- Anabad
- Coordinates: 38°55′55″N 46°02′15″E﻿ / ﻿38.93194°N 46.03750°E
- Country: Azerbaijan
- Autonomous republic: Nakhchivan
- District: Ordubad

Population (2005)^{[citation needed]}
- • Total: 213
- Time zone: UTC+4 (AZT)

= Anabad, Azerbaijan =

Anabad (also, Anabat) is a municipality and village in the Ordubad District of Nakhchivan, Azerbaijan. The village is located in the right side of the Ordubad-Ganza highway, 4 km away from the district center, on the left bank of the Ganza River. Its population is busy with gardening and animal husbandry. There are secondary school, club and a medical center in the village. It has a population of 213.

==Etymology==
Related with this word there exist microtoponyms as Anabad yeri (Qubadlı), Anabad dərəsi (Laçın), etc.
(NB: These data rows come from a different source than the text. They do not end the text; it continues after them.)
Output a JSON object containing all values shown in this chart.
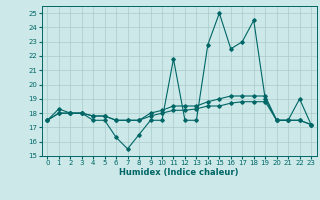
{
  "title": "",
  "xlabel": "Humidex (Indice chaleur)",
  "background_color": "#cce8e8",
  "grid_color": "#aacccc",
  "line_color": "#006666",
  "xlim": [
    -0.5,
    23.5
  ],
  "ylim": [
    15,
    25.5
  ],
  "yticks": [
    15,
    16,
    17,
    18,
    19,
    20,
    21,
    22,
    23,
    24,
    25
  ],
  "xticks": [
    0,
    1,
    2,
    3,
    4,
    5,
    6,
    7,
    8,
    9,
    10,
    11,
    12,
    13,
    14,
    15,
    16,
    17,
    18,
    19,
    20,
    21,
    22,
    23
  ],
  "series": [
    [
      17.5,
      18.3,
      18.0,
      18.0,
      17.5,
      17.5,
      16.3,
      15.5,
      16.5,
      17.5,
      17.5,
      21.8,
      17.5,
      17.5,
      22.8,
      25.0,
      22.5,
      23.0,
      24.5,
      19.0,
      17.5,
      17.5,
      19.0,
      17.2
    ],
    [
      17.5,
      18.0,
      18.0,
      18.0,
      17.8,
      17.8,
      17.5,
      17.5,
      17.5,
      18.0,
      18.2,
      18.5,
      18.5,
      18.5,
      18.8,
      19.0,
      19.2,
      19.2,
      19.2,
      19.2,
      17.5,
      17.5,
      17.5,
      17.2
    ],
    [
      17.5,
      18.0,
      18.0,
      18.0,
      17.8,
      17.8,
      17.5,
      17.5,
      17.5,
      17.8,
      18.0,
      18.2,
      18.2,
      18.3,
      18.5,
      18.5,
      18.7,
      18.8,
      18.8,
      18.8,
      17.5,
      17.5,
      17.5,
      17.2
    ]
  ]
}
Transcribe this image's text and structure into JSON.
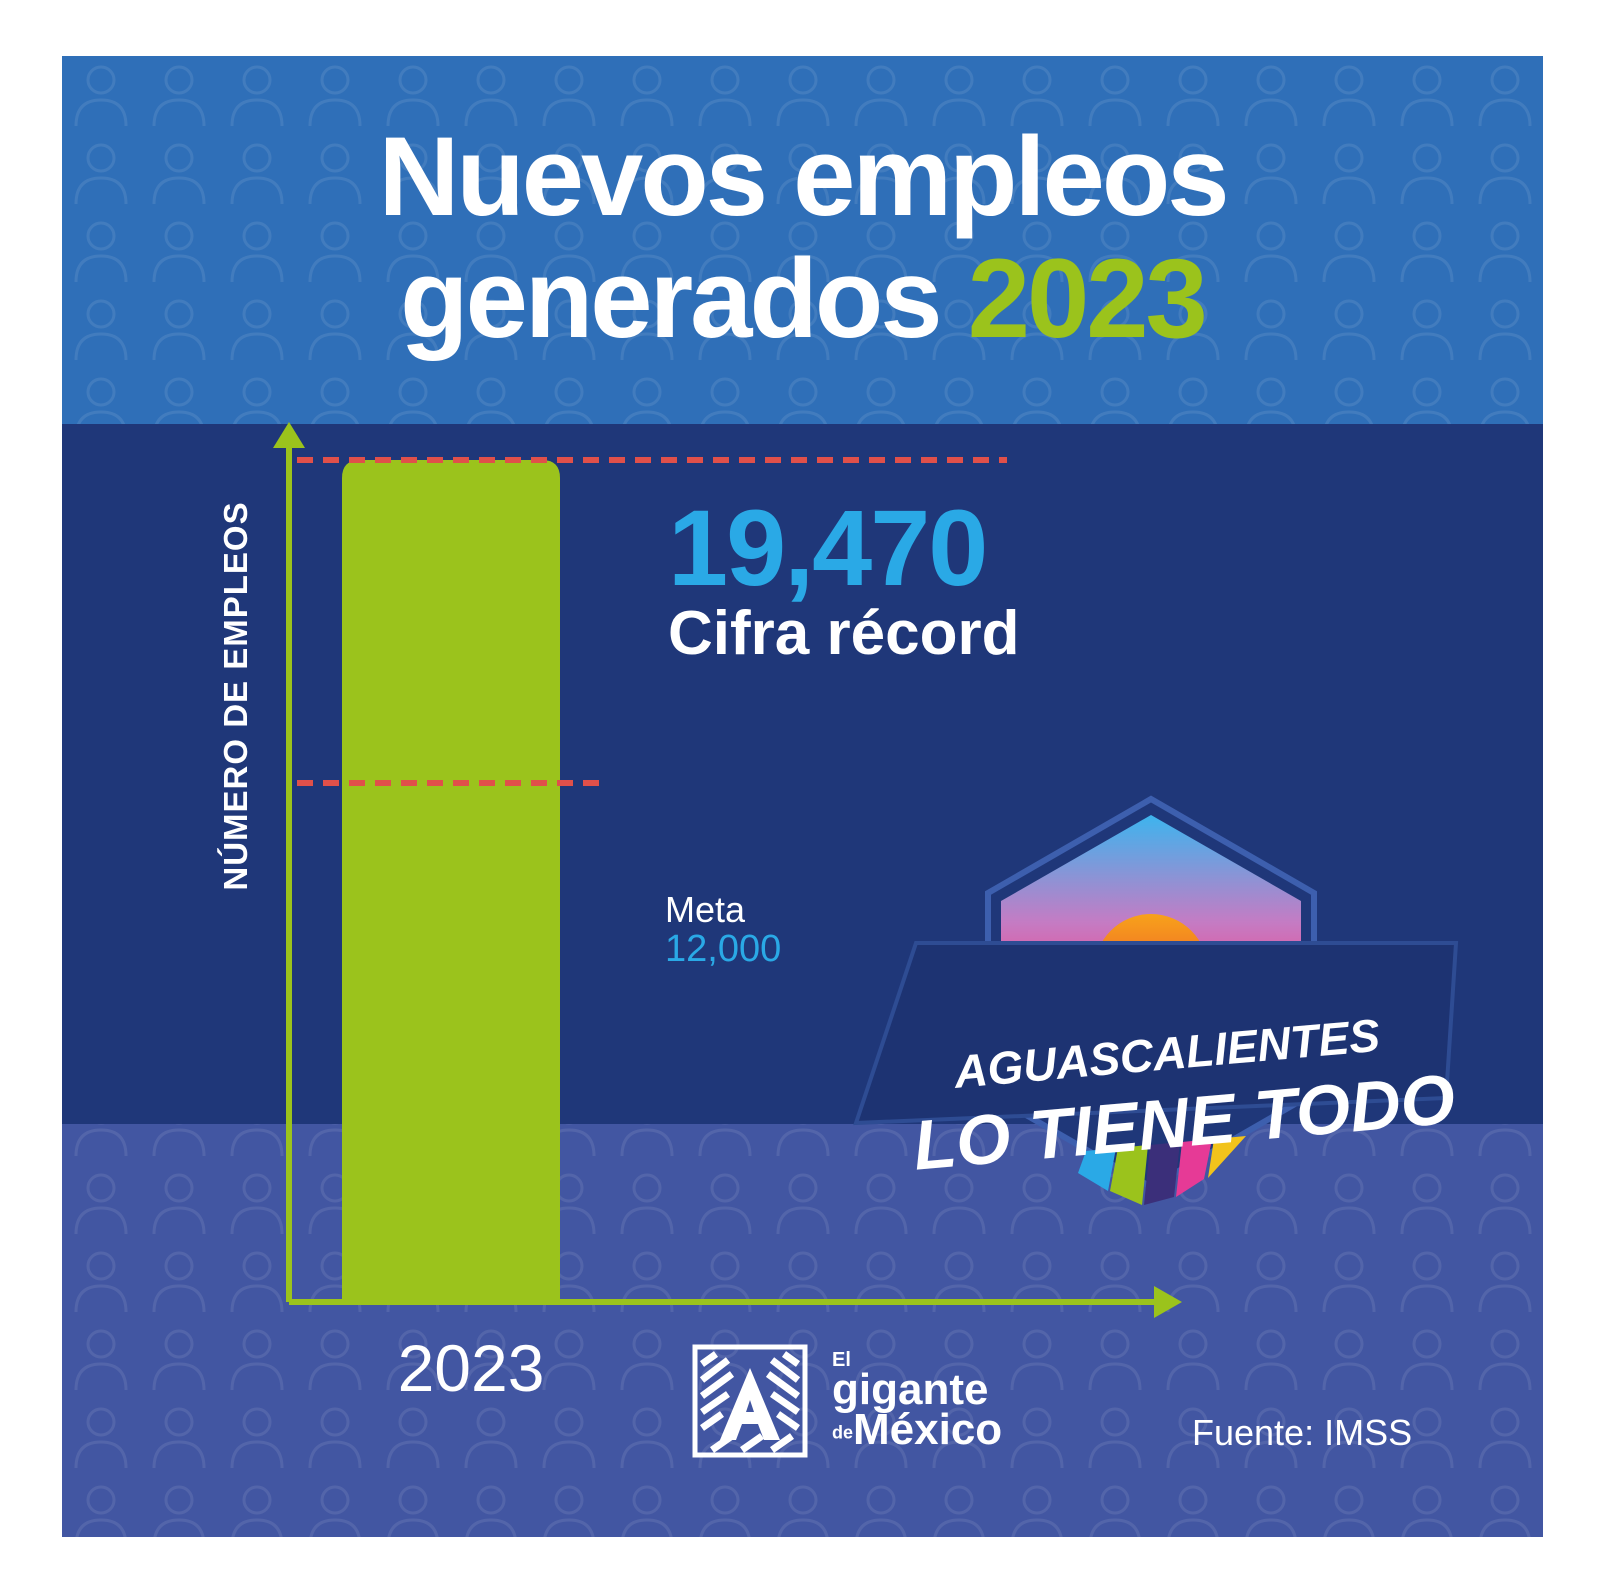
{
  "colors": {
    "top_band": "#2f6fb8",
    "mid_band": "#1f3779",
    "bottom_band": "#4256a2",
    "bar": "#9bc31c",
    "axis": "#9bc31c",
    "reference_line": "#e0504a",
    "highlight_value": "#2aa9e6",
    "title_text": "#ffffff",
    "title_accent": "#9bc31c"
  },
  "title": {
    "line1": "Nuevos empleos",
    "line2_text": "generados",
    "line2_accent": "2023"
  },
  "chart_data": {
    "type": "bar",
    "categories": [
      "2023"
    ],
    "values": [
      19470
    ],
    "ylabel": "NÚMERO DE EMPLEOS",
    "xlabel": "",
    "ylim": [
      0,
      19470
    ],
    "reference_lines": [
      {
        "value": 19470,
        "label": "19,470",
        "caption": "Cifra récord"
      },
      {
        "value": 12000,
        "label": "12,000",
        "caption": "Meta"
      }
    ],
    "grid": false
  },
  "annotations": {
    "record_value": "19,470",
    "record_caption": "Cifra récord",
    "goal_caption": "Meta",
    "goal_value": "12,000"
  },
  "badge": {
    "line1": "AGUASCALIENTES",
    "line2": "LO TIENE TODO"
  },
  "logo": {
    "small": "El",
    "line2": "gigante",
    "de": "de",
    "line3": "México"
  },
  "source": "Fuente: IMSS"
}
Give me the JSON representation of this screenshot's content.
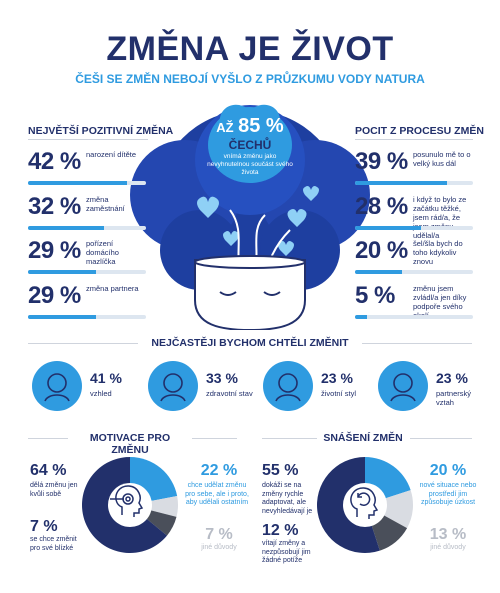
{
  "title": "ZMĚNA JE ŽIVOT",
  "subtitle": "ČEŠI SE ZMĚN NEBOJÍ VYŠLO Z PRŮZKUMU VODY NATURA",
  "center": {
    "prefix": "AŽ",
    "pct": "85 %",
    "word": "ČECHŮ",
    "text": "vnímá změnu jako nevyhnutelnou součást svého života"
  },
  "left": {
    "heading": "NEJVĚTŠÍ POZITIVNÍ ZMĚNA",
    "items": [
      {
        "pct": "42 %",
        "label": "narození dítěte",
        "value": 42
      },
      {
        "pct": "32 %",
        "label": "změna zaměstnání",
        "value": 32
      },
      {
        "pct": "29 %",
        "label": "pořízení domácího mazlíčka",
        "value": 29
      },
      {
        "pct": "29 %",
        "label": "změna partnera",
        "value": 29
      }
    ]
  },
  "right": {
    "heading": "POCIT Z PROCESU ZMĚN",
    "items": [
      {
        "pct": "39 %",
        "label": "posunulo mě to o velký kus dál",
        "value": 39
      },
      {
        "pct": "28 %",
        "label": "i když to bylo ze začátku těžké, jsem rád/a, že jsem změnu udělal/a",
        "value": 28
      },
      {
        "pct": "20 %",
        "label": "šel/šla bych do toho kdykoliv znovu",
        "value": 20
      },
      {
        "pct": "5 %",
        "label": "změnu jsem zvládl/a jen díky podpoře svého okolí",
        "value": 5
      }
    ]
  },
  "middle": {
    "heading": "NEJČASTĚJI BYCHOM CHTĚLI ZMĚNIT",
    "items": [
      {
        "pct": "41 %",
        "label": "vzhled",
        "icon": "face-icon"
      },
      {
        "pct": "33 %",
        "label": "zdravotní stav",
        "icon": "heart-hand-icon"
      },
      {
        "pct": "23 %",
        "label": "životní styl",
        "icon": "person-cheer-icon"
      },
      {
        "pct": "23 %",
        "label": "partnerský vztah",
        "icon": "couple-heart-icon"
      }
    ]
  },
  "motivation": {
    "heading": "MOTIVACE PRO ZMĚNU",
    "a": {
      "pct": "64 %",
      "label": "dělá změnu jen kvůli sobě",
      "value": 64
    },
    "b": {
      "pct": "22 %",
      "label": "chce udělat změnu pro sebe, ale i proto, aby udělali ostatním",
      "value": 22
    },
    "c": {
      "pct": "7 %",
      "label": "se chce změnit pro své blízké",
      "value": 7
    },
    "d": {
      "pct": "7 %",
      "label": "jiné důvody",
      "value": 7
    }
  },
  "coping": {
    "heading": "SNÁŠENÍ ZMĚN",
    "a": {
      "pct": "55 %",
      "label": "dokáži se na změny rychle adaptovat, ale nevyhledávají je",
      "value": 55
    },
    "b": {
      "pct": "20 %",
      "label": "nové situace nebo prostředí jim způsobuje úzkost",
      "value": 20
    },
    "c": {
      "pct": "12 %",
      "label": "vítají změny a nezpůsobují jim žádné potíže",
      "value": 12
    },
    "d": {
      "pct": "13 %",
      "label": "jiné důvody",
      "value": 13
    }
  },
  "colors": {
    "navy": "#22306b",
    "blue": "#2f9be0",
    "darkgrey": "#4a4f5a",
    "lightgrey": "#d9dce2"
  }
}
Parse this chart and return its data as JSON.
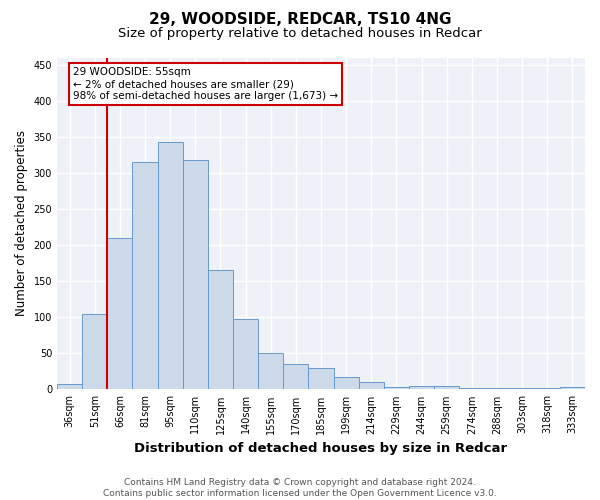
{
  "title": "29, WOODSIDE, REDCAR, TS10 4NG",
  "subtitle": "Size of property relative to detached houses in Redcar",
  "xlabel": "Distribution of detached houses by size in Redcar",
  "ylabel": "Number of detached properties",
  "categories": [
    "36sqm",
    "51sqm",
    "66sqm",
    "81sqm",
    "95sqm",
    "110sqm",
    "125sqm",
    "140sqm",
    "155sqm",
    "170sqm",
    "185sqm",
    "199sqm",
    "214sqm",
    "229sqm",
    "244sqm",
    "259sqm",
    "274sqm",
    "288sqm",
    "303sqm",
    "318sqm",
    "333sqm"
  ],
  "values": [
    7,
    105,
    210,
    315,
    343,
    318,
    165,
    97,
    50,
    35,
    30,
    17,
    10,
    4,
    5,
    5,
    2,
    2,
    2,
    2,
    3
  ],
  "bar_color": "#ccd9e8",
  "bar_edge_color": "#6699cc",
  "vline_color": "#cc0000",
  "annotation_text": "29 WOODSIDE: 55sqm\n← 2% of detached houses are smaller (29)\n98% of semi-detached houses are larger (1,673) →",
  "annotation_box_facecolor": "#ffffff",
  "annotation_box_edgecolor": "#cc0000",
  "ylim": [
    0,
    460
  ],
  "yticks": [
    0,
    50,
    100,
    150,
    200,
    250,
    300,
    350,
    400,
    450
  ],
  "footer": "Contains HM Land Registry data © Crown copyright and database right 2024.\nContains public sector information licensed under the Open Government Licence v3.0.",
  "background_color": "#eef2f8",
  "grid_color": "#ffffff",
  "title_fontsize": 11,
  "subtitle_fontsize": 9.5,
  "xlabel_fontsize": 9.5,
  "ylabel_fontsize": 8.5,
  "tick_fontsize": 7,
  "footer_fontsize": 6.5,
  "annotation_fontsize": 7.5
}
In the south from the Van Lake, there is a village the named "Anabad" near the "Anabad temple". According to some researchers, the name is related with the Persian word of anapat (a place where nobody lives). The name made out from the components of the Turkic words of ana (major, main, senior, large, big) and bad/bat/bet (mountain slope, descent, slopes) means "great mountain slope". Till 1918, there was settlement, named "Anabad" in the Kapan district of Armenia.